Easing restrictions on the number of N/S available per visit, types of equipment available and allowing secondary exchange amongst peers (which is currently illegal) could improve access; Bluthenthal et al. (2007) found that less restrictive distribution policies at NSPs were associated with higher levels of adequate coverage in California, and recommended NSPs provide syringes in the least restrictive way possible.
Implementing training for working with young people and people from culturally and linguistically diverse backgrounds and encouraging professional development for all NSP staff could help make NSPs more welcoming for these populations (Australian Council on Drugs, 2013).
The introduction of prison-based NSPs in all Australian jurisdictions should be prioritised as a matter of urgency, given what is known about the risk for HCV transmission in prison (Dolan et al., 2010) and the fact that prison NSPs have been prioritised in national BBV strategies for many years with no action by state or territory governments.
A combination of harm reduction strategies with improved quantity and quality of NSPs has the potential to reduce HCV prevalence among Australian PWID. Most of these measures would be low-cost; Kwon et al. (2009) estimated that a 10% increase in syringe distribution could theoretically be achieved with just a 2% increase in the total NSP budget. However, while gains with regards to HCV incidence could occur early with a scale-up of services, impacts on prevalence require sustained investment over a number of years and may remain modest (Vickerman et al., 2012).
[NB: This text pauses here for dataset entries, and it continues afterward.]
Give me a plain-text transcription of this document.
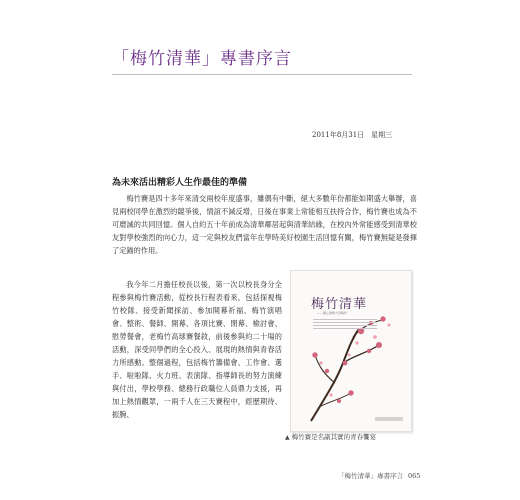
「梅竹清華」專書序言
2011年8月31日　星期三
為未來活出精彩人生作最佳的準備

梅竹賽是四十多年來清交兩校年度盛事，雖偶有中斷，絕大多數年份都能如期盛大舉辦，喜見兩校同學在激烈的競爭後，情誼不減反增，日後在事業上常能相互扶持合作，梅竹賽也成為不可磨滅的共同回憶。個人自約五十年前成為清華鄰居起與清華結緣，在校內外常能感受到清華校友對學校強烈的向心力，這一定與校友們當年在學時美好校園生活回憶有關，梅竹賽無疑是發揮了定錨的作用。

我今年二月擔任校長以後，第一次以校長身分全程參與梅竹賽活動，從校長行程表看來，包括探視梅竹校隊、接受新聞採訪、參加開幕祈福、梅竹演唱會、整術、餐師、開幕、各項比賽、閉幕、檢討會、慰勞餐會，老梅竹高球賽餐敘，前後參與約二十場的活動，深受同學們的全心投入、展現的熱情與青春活力所感動。整個過程，包括梅竹籌備會、工作會、選手、啦啦隊、火力班、表演隊、指導師長的努力演練與付出，學校學務、總務行政職位人員鼎力支援，再加上熱情觀眾，一兩千人在三天賽程中，經歷期待、振腕、

梅竹清華
——國立清華大學梅竹
▲ 梅竹賽是名副其實的青春饗宴
「梅竹清華」專書序言 065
For example, in countries with already good coverage such as Australia, high coverage NSPs may need to reach 80% of the PWID population for 20 years before identifiable impacts occur. Scaling up NSPs is unlikely to address structural and individual barriers to service access, such as homelessness and mental health issues. Even so, discussions surrounding the next National NSP Strategic Framework need to consider the benefits of improving coverage, through a coordinated national strategy that encourages all Australian jurisdictions to engage in best practice.